Northeast points led the way with dollar-plus gains, and the Algonquin citygate topped out at more than $8. According to The Weather Channel, the arctic air mass moving in Tuesday will be followed by “even colder weather Wednesday and Thursday” as lake-effect snows begin to build up.

He hadn’t been expecting such big jumps, a producer said, “but it looks like prices wished producers a Happy New Year.”

This week’s onslaught of frigid conditions is resulting in several OFO-like constraints or cautionary notes about such a possibility (see Transportation Notes). Northern Natural Gas provided one indicator of how radically the weather demand picture has changed by declaring a System Overrun Limitation. On Thursday and Friday of last week (and also during the two days after Christmas) the pipeline had a System Underrun Limitation in effect because of forecasts of above normal temperatures in its market area.
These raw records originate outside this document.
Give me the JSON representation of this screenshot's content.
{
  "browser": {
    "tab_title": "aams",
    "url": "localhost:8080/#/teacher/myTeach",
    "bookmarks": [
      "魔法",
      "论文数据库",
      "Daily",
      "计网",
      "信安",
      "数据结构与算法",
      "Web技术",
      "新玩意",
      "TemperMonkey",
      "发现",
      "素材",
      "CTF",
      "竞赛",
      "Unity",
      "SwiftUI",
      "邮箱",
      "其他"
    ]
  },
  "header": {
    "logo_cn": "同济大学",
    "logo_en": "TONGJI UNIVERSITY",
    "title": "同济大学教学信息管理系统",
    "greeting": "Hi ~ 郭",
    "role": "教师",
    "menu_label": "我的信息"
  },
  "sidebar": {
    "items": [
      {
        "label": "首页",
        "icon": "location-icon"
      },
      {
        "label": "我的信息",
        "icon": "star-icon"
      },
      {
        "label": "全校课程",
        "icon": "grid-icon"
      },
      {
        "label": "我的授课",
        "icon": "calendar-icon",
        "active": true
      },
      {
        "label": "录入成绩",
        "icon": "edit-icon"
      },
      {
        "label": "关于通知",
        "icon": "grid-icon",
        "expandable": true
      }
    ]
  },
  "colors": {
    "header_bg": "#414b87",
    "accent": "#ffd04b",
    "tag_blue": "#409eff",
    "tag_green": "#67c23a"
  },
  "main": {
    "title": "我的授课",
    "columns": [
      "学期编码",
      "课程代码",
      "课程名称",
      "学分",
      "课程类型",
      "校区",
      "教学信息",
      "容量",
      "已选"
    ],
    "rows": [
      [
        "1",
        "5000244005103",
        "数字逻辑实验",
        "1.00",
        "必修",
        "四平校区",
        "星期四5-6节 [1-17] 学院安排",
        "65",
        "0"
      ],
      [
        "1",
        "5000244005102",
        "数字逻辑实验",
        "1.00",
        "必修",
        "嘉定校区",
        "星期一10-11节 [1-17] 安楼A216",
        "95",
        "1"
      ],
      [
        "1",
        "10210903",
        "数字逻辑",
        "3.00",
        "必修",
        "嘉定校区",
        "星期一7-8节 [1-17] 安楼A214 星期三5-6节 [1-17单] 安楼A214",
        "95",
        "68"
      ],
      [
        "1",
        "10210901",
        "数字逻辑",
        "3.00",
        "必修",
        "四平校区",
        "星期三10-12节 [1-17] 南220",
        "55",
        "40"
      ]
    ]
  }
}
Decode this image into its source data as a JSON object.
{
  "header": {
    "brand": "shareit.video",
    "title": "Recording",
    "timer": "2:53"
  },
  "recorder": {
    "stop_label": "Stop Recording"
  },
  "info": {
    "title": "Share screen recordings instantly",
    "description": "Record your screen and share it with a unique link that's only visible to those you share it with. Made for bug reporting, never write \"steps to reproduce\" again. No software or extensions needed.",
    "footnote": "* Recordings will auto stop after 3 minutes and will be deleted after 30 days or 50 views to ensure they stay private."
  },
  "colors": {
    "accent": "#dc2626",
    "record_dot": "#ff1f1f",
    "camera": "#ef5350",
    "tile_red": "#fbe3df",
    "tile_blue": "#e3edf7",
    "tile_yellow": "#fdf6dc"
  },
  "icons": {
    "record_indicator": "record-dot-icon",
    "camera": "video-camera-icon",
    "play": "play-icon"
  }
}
A Midwest utility buyer who quoted Northern Natural Gas-Ventura at about a 35-cent premium to his demarcation point purchase (the two usually trade fairly close together) said it was mostly a result of the blizzard that hit Chicago and other parts of the region over the weekend. Big gas demand in Chicago tends to drive up Ventura more “because you’ve got to pay a little extra to make it worth a supplier’s while” to send Ventura gas on to Chicago instead of to NNG’s market area. Commenting on the pipeline’s SOL implementation, he said the OFO-like restrictions are less common in early winter when storage is still nearly full, “but they won’t require as much cold weather” as the season wears on and storage starts nearing depletion.

Blizzards and other harsh winter weather may have been newcomers to the Midwest scene, but for much of the West it was merely a continuation of the “same old, same old” that the region has endured much more often than the East so far in the 2003-04 heating season. California, the Rockies and Southwest basins tended to see most of Monday’s smaller upticks of less than 70 cents.

Prices tended to rise modestly in later deals, but a Gulf Coast marketer said cash numbers were in what he called a “double-hump trend;” that is, up-down-up-down. Asked how long he thought prices might continue to soar, he replied, “You never know,” but a good guess would be when the frigid weather up North starts to fizzle out. Besides the weather-driven support behind Monday’s gains, the marketer noted that industrial end-users that had been idle through the year-end holidays also contributed to increasing load as they resumed operations.

Citigroup analyst Kyle Cooper had some divergent thoughts about the return of industrials to the spot gas market, however. Noting the “shockingly low” weekly storage withdrawal of 80 Bcf reported last Wednesday, Cooper said, “A secondary effect [after the holiday-induced load slump], which we did not believe would become apparent until January, would be fuel switching…[N]atural gas is considered extremely overvalued in relation to crude and this could have also played a role in this low draw. However, we did not expect that to become more obvious until January.” Cooper’s estimation for the upcoming storage report is for a withdrawal of 56-66 Bcf. This would compare with year-ago and five-year average volumes of 86 Bcf and 148 Bcf respectively.

The Florida peninsula was about the only place in the U.S. Lower 48 that still had forecasted highs exceeding 70 degrees Monday, but that appears about to change as a cold front completes a sweep eastward. A producer who did Florida Gas Zone 1 deals on either side of $6.20 in the regular trading session said he was also to make another sale there in the mid $6.50s after the nominations deadline; he had made sure with the pipeline beforehand that it could accept his package for full-day flow Tuesday. An end-user who usually always finishes trading before 9 a.m. CST called for the post-deadline supply, the producer said, and his willingness to pay a hefty premium indicated that would be joining the rest of the nation in shivering Tuesday.

The producer added this observation: “It’s been a slow start to winter in our neck of the woods [Texas], so I guess I better sell that gas while I’ve got the chance.”